If you too are both excited for and slightly dreading Thanksgiving indulgence, or if in the aftermath of the holiday you’re ready to give up on the damned leftovers, make a meal of this dal and flatbread, inspired by Jeffery Alford and Naomi Duguid’s Flatbreads & Flavors.

Dal

  • ½ medium onion, sliced thin
  • 2 tsp vegetable oil
  • 2 cloves of garlic, minced or pressed through a garlic press
  • 1 cup red lentils
  • 4 cups water
  • 1 tsp salt
  • ¼ tsp black pepper, ground
  • ¼ tsp ground cumin
  • Dash ground turmeric
  • Cinnamon stick, a couple of inches long
  • ½ cup cilantro

Fry onion in vegetable oil in 4 qt saucepan over medium-high heat until edges start to brown. Stir in garlic and cook until fragrant, about 30 seconds. Add lentils and water and stir to combine. Add salt, spices and cinnamon stick. Bring to a boil, then simmer over low heat, covered, for 20 to 25 minutes, until porridge-like. Off heat, stir in cilantro and adjust seasoning. Serve warm.

Puri

  • 2 cups whole wheat flour
  • 1 cup all purpose flour
  • ¼ tsp black pepper, ground
  • ¼ tsp ground cumin
  • 2 tsp salt
  • 1 cup yogurt
  • ½ cup water

Pulse flours, spices and salt together in the bowl of a food processor fitted with the metal blade to evenly distribute. Add yogurt and water and process until dough has formed a cohesive, smooth ball — about two minutes in my processor. Place dough in an oiled bowl, cover, and let rest about 1 hour.

Divide the dough into 3 oz balls — you should have 14. Allow the balls to rest 20-30 minutes. After the dough balls have rested, begin rolling them out: they should be rolled as thin as possible, as if for tortillas.

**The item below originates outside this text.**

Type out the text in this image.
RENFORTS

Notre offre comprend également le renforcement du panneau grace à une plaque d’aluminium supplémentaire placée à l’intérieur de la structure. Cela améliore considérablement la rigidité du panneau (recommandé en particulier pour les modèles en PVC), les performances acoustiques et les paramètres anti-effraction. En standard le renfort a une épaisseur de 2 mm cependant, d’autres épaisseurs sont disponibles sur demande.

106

Heat a dry large skillet over medium high heat. Cook one flatbread at a time, flipping after bubbles appear all over the surface of the bread. The bread should be dark brown, almost charred in spots. Store cooked breads in a towel to keep warm while you prepare the rest of the breads.

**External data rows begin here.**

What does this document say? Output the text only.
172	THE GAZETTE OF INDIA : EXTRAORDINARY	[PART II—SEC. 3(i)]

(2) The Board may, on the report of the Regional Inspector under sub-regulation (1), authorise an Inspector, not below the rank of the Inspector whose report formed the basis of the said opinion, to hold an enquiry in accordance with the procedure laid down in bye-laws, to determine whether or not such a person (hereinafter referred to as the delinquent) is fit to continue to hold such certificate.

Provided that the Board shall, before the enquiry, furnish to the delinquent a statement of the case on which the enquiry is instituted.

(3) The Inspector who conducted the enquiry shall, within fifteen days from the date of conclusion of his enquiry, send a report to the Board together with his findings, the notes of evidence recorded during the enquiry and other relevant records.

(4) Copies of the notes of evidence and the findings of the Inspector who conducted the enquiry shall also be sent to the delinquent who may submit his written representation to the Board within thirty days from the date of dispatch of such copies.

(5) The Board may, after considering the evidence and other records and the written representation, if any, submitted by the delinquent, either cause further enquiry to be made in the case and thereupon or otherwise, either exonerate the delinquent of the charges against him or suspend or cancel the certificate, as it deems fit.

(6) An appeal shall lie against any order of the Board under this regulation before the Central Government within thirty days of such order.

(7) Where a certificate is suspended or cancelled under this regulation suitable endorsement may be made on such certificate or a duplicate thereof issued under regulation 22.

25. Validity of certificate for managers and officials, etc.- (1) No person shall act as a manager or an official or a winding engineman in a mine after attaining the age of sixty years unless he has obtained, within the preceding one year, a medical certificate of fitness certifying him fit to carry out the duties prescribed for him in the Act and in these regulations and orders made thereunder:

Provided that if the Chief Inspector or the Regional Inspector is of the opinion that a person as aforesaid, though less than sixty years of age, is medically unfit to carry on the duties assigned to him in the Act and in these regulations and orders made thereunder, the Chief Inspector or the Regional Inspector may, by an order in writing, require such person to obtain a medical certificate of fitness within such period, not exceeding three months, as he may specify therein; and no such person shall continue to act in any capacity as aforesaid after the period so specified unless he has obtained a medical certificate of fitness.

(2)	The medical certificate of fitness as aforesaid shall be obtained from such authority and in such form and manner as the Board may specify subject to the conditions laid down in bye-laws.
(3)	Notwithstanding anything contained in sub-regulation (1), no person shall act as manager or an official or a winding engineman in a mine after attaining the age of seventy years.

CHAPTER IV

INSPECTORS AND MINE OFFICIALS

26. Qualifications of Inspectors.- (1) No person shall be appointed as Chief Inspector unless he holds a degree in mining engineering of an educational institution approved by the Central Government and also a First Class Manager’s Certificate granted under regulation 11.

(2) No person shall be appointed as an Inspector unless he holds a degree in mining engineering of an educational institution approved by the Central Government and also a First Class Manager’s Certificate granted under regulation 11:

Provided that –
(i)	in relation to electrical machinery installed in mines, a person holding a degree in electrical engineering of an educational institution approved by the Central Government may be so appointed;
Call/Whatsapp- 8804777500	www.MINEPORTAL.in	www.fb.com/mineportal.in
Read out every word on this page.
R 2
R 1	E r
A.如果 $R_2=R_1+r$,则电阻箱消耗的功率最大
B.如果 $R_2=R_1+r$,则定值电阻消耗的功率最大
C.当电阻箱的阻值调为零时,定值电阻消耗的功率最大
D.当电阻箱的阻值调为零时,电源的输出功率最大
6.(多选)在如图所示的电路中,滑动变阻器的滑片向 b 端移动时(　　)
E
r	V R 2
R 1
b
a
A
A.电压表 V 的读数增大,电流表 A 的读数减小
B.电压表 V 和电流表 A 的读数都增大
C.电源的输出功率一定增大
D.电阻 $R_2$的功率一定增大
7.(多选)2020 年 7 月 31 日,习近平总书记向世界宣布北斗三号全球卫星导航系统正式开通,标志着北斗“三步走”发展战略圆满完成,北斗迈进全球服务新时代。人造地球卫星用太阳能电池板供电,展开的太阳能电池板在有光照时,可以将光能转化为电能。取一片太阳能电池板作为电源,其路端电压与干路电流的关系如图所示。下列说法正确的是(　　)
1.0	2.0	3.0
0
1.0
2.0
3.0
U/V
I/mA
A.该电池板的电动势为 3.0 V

Note: Purists will note this is not actually puri, which should be fried in oil. You might recall the whole point of this meal was to avoid fats like that — if it makes you happier think of these as puri-inspired flatbreads. Also, if you can get it, substitute 3 cups Indian atta flour for the flour in the recipe.

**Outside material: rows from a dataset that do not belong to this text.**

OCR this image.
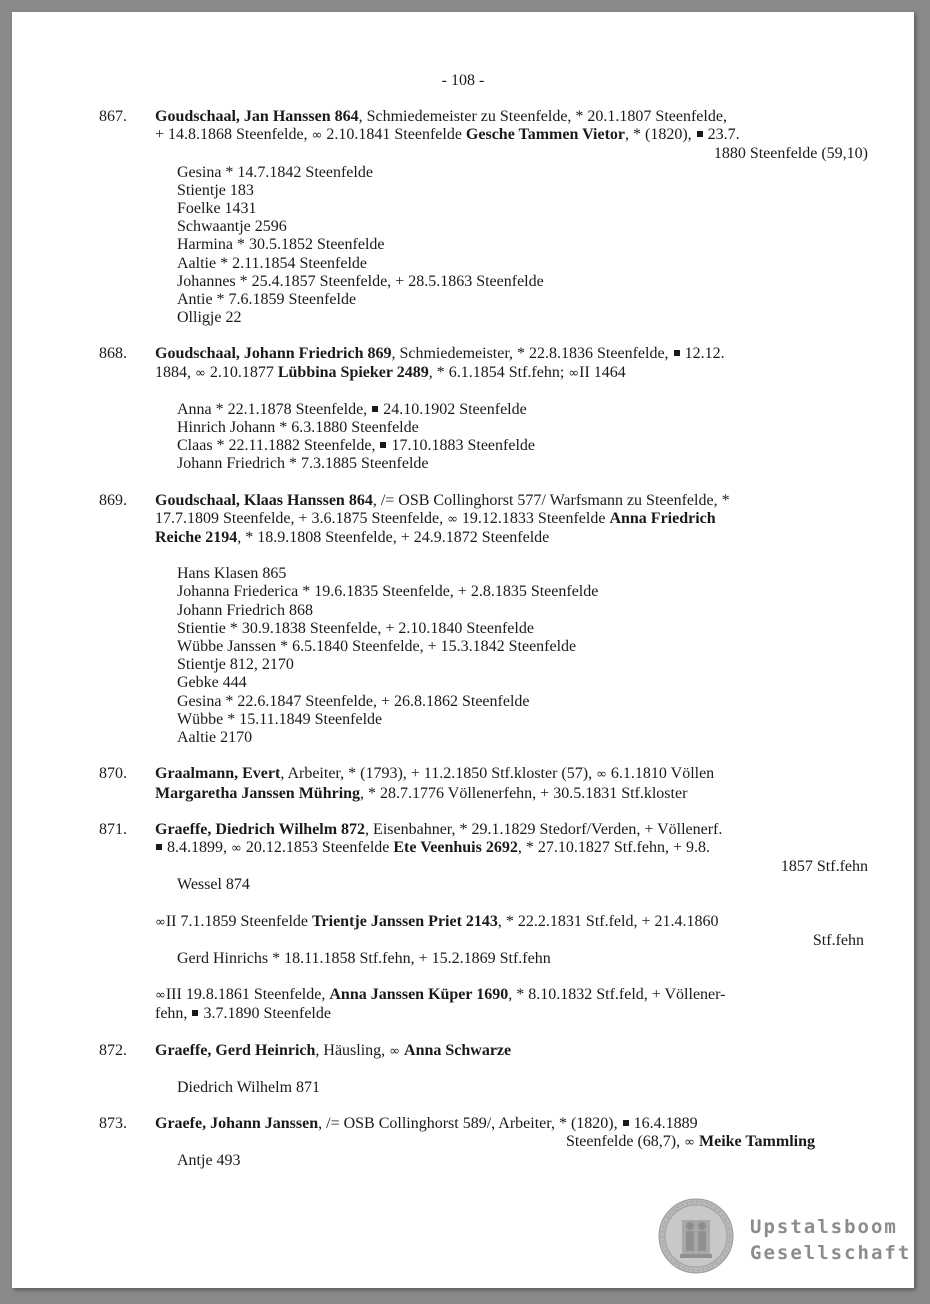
- 108 -
867. Goudschaal, Jan Hanssen 864, Schmiedemeister zu Steenfelde, * 20.1.1807 Steenfelde,
+ 14.8.1868 Steenfelde, ∞ 2.10.1841 Steenfelde Gesche Tammen Vietor, * (1820),  23.7.
1880 Steenfelde (59,10)
Gesina * 14.7.1842 Steenfelde
Stientje 183
Foelke 1431
Schwaantje 2596
Harmina * 30.5.1852 Steenfelde
Aaltie * 2.11.1854 Steenfelde
Johannes * 25.4.1857 Steenfelde, + 28.5.1863 Steenfelde
Antie * 7.6.1859 Steenfelde
Olligje 22
868. Goudschaal, Johann Friedrich 869, Schmiedemeister, * 22.8.1836 Steenfelde,  12.12.
1884, ∞ 2.10.1877 Lübbina Spieker 2489, * 6.1.1854 Stf.fehn; ∞II 1464
Anna * 22.1.1878 Steenfelde,  24.10.1902 Steenfelde
Hinrich Johann * 6.3.1880 Steenfelde
Claas * 22.11.1882 Steenfelde,  17.10.1883 Steenfelde
Johann Friedrich * 7.3.1885 Steenfelde
869. Goudschaal, Klaas Hanssen 864, /= OSB Collinghorst 577/ Warfsmann zu Steenfelde, *
17.7.1809 Steenfelde, + 3.6.1875 Steenfelde, ∞ 19.12.1833 Steenfelde Anna Friedrich
Reiche 2194, * 18.9.1808 Steenfelde, + 24.9.1872 Steenfelde
Hans Klasen 865
Johanna Friederica * 19.6.1835 Steenfelde, + 2.8.1835 Steenfelde
Johann Friedrich 868
Stientie * 30.9.1838 Steenfelde, + 2.10.1840 Steenfelde
Wübbe Janssen * 6.5.1840 Steenfelde, + 15.3.1842 Steenfelde
Stientje 812, 2170
Gebke 444
Gesina * 22.6.1847 Steenfelde, + 26.8.1862 Steenfelde
Wübbe * 15.11.1849 Steenfelde
Aaltie 2170
870. Graalmann, Evert, Arbeiter, * (1793), + 11.2.1850 Stf.kloster (57), ∞ 6.1.1810 Völlen
Margaretha Janssen Mühring, * 28.7.1776 Völlenerfehn, + 30.5.1831 Stf.kloster
871. Graeffe, Diedrich Wilhelm 872, Eisenbahner, * 29.1.1829 Stedorf/Verden, + Völlenerf.
8.4.1899, ∞ 20.12.1853 Steenfelde Ete Veenhuis 2692, * 27.10.1827 Stf.fehn, + 9.8.
1857 Stf.fehn
Wessel 874
∞II 7.1.1859 Steenfelde Trientje Janssen Priet 2143, * 22.2.1831 Stf.feld, + 21.4.1860
Stf.fehn
Gerd Hinrichs * 18.11.1858 Stf.fehn, + 15.2.1869 Stf.fehn
∞III 19.8.1861 Steenfelde, Anna Janssen Küper 1690, * 8.10.1832 Stf.feld, + Völlener-
fehn,  3.7.1890 Steenfelde
872. Graeffe, Gerd Heinrich, Häusling, ∞ Anna Schwarze
Diedrich Wilhelm 871
873. Graefe, Johann Janssen, /= OSB Collinghorst 589/, Arbeiter, * (1820),  16.4.1889
Steenfelde (68,7), ∞ Meike Tammling
Antje 493
Upstalsboom
Gesellschaft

Serve the dal and puri together, using torn off bits of bread to scoop up the lentils.

The Return of Kushari

Saturday, January 31st, 2009

Followers of my previous blogging efforts might remember a summary of food I was eating in Egypt and a particularly appetizing picture of the Egyptian delicacy known as kushari. To refresh your memory:

Kushari - Egypt

I haven’t had kushari since I was in Egypt, which was in the summer of 2006. It is not something I have ever tried to make at home since it involves making rice and pasta and lentils and chickpeas and tomato sauce and fried onions and is nowhere near good enough to justify the effort. Plus, in Egypt, a bucketful could be had for about 50 american cents.  So imagine my joy when I walked into the Lyndale Grill & Grocery for a gyro but saw on the specials board “koushary”. Here it is, hot out of the microwave:

Kushari - Minneapolis

This was an especially felicitous discovery since I was working through a daunting hangover all day and there’s nothing better for it. Here’s a detail shot so you can see all the delicious ingredients:

Details

So, how does Minneapolis kushari compare with the real thing? You can see that the only pasta here is rigatoni, whereas in the Egyptian version there were two kinds of vermicelli and something like ditalini. The smaller pasta shapes give the kushari a more cohesive texture. Also, one of my favorite things about kushari in Egypt was the vinegary hot sauces that came on the side and could be applied liberally. The tomato sauce on the Minneapolis kushari was very good and nicely spicy so hot sauce wasn’t strictly necessary but it would have been nice. On the other hand, the use of yellow (probably too much to call it saffron rice) instead of the plain white used in Egypt added flavor to a dish that is so heavy on starch that it leans to the bland side. Eating kushari out of a foam tray rather than a plastic bucket was not really the same, and a metal fork was no improvement over a plastic spoon but, such are the trials one must endure. In any case, kushari is not something to be analyzed, it is something to be shoveled down the hatch.